At the same time, the current crisis has shown that even economically developed countries need not only financial but also reserves of tangible items — in this case, protective equipment, products and medicines that can be used in a critical period when the economy and production have not yet adjusted to the emergency situation.
In general, Alexei Kireyev assesses the economic situation in the world as fairly stable. He believes that countries can be divided into five groups.
The first group of 11 countries, which includes the U.S., France, Germany, Japan, the Netherlands and others, producing about a third of global GDP, has unlimited resources. They (with the exception of the U.S.) have little debt, have reserve currencies, and do not need aid.
The second group consists of nine countries, including Italy and Spain, which produce 5% of world GDP. These countries have experienced serious turmoil, but thanks to their developed economies and access to international financial institutions, they will also be able to cope with the situation on their own.
The third and largest group of countries — 67 countries that produce about 50% of the world GDP, including Russia, China, Saudi Arabia and Norway — have significant economic and social problems.
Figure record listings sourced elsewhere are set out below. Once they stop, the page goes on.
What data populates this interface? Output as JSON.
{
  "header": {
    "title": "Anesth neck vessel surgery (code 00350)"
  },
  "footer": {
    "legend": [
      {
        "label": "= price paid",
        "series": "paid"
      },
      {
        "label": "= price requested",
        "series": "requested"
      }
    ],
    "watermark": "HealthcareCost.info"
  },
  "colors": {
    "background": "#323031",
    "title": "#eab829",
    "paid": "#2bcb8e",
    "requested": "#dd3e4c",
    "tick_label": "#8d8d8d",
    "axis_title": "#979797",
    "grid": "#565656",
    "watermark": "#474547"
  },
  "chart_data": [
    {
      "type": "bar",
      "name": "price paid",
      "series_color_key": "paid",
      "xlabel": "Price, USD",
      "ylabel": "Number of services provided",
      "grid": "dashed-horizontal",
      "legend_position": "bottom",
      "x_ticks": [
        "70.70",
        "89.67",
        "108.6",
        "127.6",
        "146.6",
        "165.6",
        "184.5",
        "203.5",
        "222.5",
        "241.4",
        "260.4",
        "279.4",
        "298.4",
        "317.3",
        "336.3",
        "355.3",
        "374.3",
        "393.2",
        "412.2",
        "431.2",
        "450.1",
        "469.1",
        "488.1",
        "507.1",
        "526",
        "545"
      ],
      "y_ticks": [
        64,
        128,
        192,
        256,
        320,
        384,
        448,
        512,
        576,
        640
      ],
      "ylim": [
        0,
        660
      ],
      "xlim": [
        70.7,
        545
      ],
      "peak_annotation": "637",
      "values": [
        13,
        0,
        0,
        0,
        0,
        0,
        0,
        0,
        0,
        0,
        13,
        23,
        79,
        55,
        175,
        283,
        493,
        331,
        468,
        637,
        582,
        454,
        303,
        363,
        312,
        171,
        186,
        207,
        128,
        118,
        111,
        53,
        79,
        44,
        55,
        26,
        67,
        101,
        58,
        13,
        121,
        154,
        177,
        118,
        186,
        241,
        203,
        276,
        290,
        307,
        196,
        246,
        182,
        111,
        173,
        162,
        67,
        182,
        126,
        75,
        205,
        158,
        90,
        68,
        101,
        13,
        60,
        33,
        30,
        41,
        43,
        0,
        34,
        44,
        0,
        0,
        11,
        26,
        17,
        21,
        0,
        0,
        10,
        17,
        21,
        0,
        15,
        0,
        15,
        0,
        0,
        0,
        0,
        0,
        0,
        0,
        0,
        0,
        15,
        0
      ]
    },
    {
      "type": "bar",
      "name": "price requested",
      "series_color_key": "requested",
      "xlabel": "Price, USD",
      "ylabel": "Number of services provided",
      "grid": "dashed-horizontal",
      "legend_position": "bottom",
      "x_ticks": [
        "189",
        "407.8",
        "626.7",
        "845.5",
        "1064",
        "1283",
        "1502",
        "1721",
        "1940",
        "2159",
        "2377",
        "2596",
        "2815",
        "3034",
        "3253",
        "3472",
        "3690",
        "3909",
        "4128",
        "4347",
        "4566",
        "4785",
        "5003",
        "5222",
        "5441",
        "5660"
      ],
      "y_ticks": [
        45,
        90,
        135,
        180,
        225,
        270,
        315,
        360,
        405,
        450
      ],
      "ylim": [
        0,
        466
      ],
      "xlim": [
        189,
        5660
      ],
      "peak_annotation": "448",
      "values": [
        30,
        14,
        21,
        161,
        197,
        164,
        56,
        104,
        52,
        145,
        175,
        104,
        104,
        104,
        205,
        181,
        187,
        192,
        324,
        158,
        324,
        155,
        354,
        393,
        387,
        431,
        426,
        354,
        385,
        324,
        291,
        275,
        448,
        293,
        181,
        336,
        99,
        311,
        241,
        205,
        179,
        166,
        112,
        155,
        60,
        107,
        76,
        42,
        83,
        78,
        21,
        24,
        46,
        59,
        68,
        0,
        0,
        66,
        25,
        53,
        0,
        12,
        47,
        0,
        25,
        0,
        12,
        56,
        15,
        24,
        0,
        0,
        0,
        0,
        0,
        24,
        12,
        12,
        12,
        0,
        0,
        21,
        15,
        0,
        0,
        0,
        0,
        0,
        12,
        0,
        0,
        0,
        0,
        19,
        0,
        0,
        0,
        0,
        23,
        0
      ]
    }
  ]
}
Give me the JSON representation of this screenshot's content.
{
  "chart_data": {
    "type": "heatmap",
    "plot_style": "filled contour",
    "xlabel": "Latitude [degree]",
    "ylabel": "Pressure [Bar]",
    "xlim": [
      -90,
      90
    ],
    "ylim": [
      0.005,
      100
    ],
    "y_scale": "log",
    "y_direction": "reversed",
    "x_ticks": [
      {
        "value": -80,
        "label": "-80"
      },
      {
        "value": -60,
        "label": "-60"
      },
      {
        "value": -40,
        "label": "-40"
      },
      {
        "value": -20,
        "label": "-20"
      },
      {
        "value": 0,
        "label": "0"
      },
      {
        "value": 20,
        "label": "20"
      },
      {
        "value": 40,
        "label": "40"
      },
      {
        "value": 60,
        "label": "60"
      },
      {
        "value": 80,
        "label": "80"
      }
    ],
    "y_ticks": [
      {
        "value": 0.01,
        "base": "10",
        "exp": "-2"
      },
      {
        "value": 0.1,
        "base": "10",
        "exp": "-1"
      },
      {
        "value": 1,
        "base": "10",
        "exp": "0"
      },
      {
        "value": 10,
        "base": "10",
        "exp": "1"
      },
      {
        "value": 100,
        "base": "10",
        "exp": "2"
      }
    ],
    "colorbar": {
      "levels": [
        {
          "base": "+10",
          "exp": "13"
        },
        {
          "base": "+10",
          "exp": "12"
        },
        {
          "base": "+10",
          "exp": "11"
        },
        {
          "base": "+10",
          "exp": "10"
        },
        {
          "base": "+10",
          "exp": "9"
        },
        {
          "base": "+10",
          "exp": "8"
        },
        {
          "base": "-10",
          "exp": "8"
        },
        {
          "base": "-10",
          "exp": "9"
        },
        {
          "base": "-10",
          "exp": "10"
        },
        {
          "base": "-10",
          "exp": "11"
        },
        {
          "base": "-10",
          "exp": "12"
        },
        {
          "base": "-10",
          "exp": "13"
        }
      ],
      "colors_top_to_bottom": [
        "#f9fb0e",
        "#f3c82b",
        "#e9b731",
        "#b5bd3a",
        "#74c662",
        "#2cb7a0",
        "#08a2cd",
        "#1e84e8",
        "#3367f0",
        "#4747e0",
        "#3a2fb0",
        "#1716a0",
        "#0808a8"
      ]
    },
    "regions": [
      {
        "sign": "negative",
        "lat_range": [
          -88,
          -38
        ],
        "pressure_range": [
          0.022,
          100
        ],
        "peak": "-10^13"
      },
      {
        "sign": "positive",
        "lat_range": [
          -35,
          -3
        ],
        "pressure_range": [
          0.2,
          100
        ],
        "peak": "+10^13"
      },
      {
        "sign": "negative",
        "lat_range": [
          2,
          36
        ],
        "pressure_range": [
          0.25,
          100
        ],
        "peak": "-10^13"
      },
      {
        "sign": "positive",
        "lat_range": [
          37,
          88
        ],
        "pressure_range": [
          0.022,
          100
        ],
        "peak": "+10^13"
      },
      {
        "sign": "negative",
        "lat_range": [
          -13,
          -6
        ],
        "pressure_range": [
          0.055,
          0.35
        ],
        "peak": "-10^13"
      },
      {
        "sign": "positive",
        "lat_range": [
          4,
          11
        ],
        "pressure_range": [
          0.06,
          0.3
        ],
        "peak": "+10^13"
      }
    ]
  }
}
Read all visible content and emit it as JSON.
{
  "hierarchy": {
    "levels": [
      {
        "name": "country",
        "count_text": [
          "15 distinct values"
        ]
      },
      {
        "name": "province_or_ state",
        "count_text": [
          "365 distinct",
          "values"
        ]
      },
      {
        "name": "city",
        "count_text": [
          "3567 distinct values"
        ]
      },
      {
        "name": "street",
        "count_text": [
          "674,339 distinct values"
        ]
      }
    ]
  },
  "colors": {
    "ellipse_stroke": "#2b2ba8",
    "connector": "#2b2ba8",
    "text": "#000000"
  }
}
However, these countries have significant room for manoeuvre due to their considerable monetary and fiscal space and/or accumulated reserves.
The fourth group consists of about 60 countries on different continents with developing or transitional economies, producing about 9% of world GDP. They do not have much room for manoeuvre due to a combination of circumstances, but they can borrow from the Asian or African Development Bank.
The most difficult situation is in 33 underdeveloped countries, which will require help from the whole world and this assistance must be not only financial, but also in kind —with products, medicine, equipment, and medical personnel.
It is important to understand that the government of a country itself is responsible for degrading the space for manoeuvre within the country, especially fiscal and monetary space. We should not blame the outside world for our troubles; we should look for problems in our own actions.
Alexei Kireyev hopes for an optimistic end to the current crisis and the victory of the ‘white swan’. ‘I hope that the end of the year will be better; the macroeconomic conditions are all there,’ he said.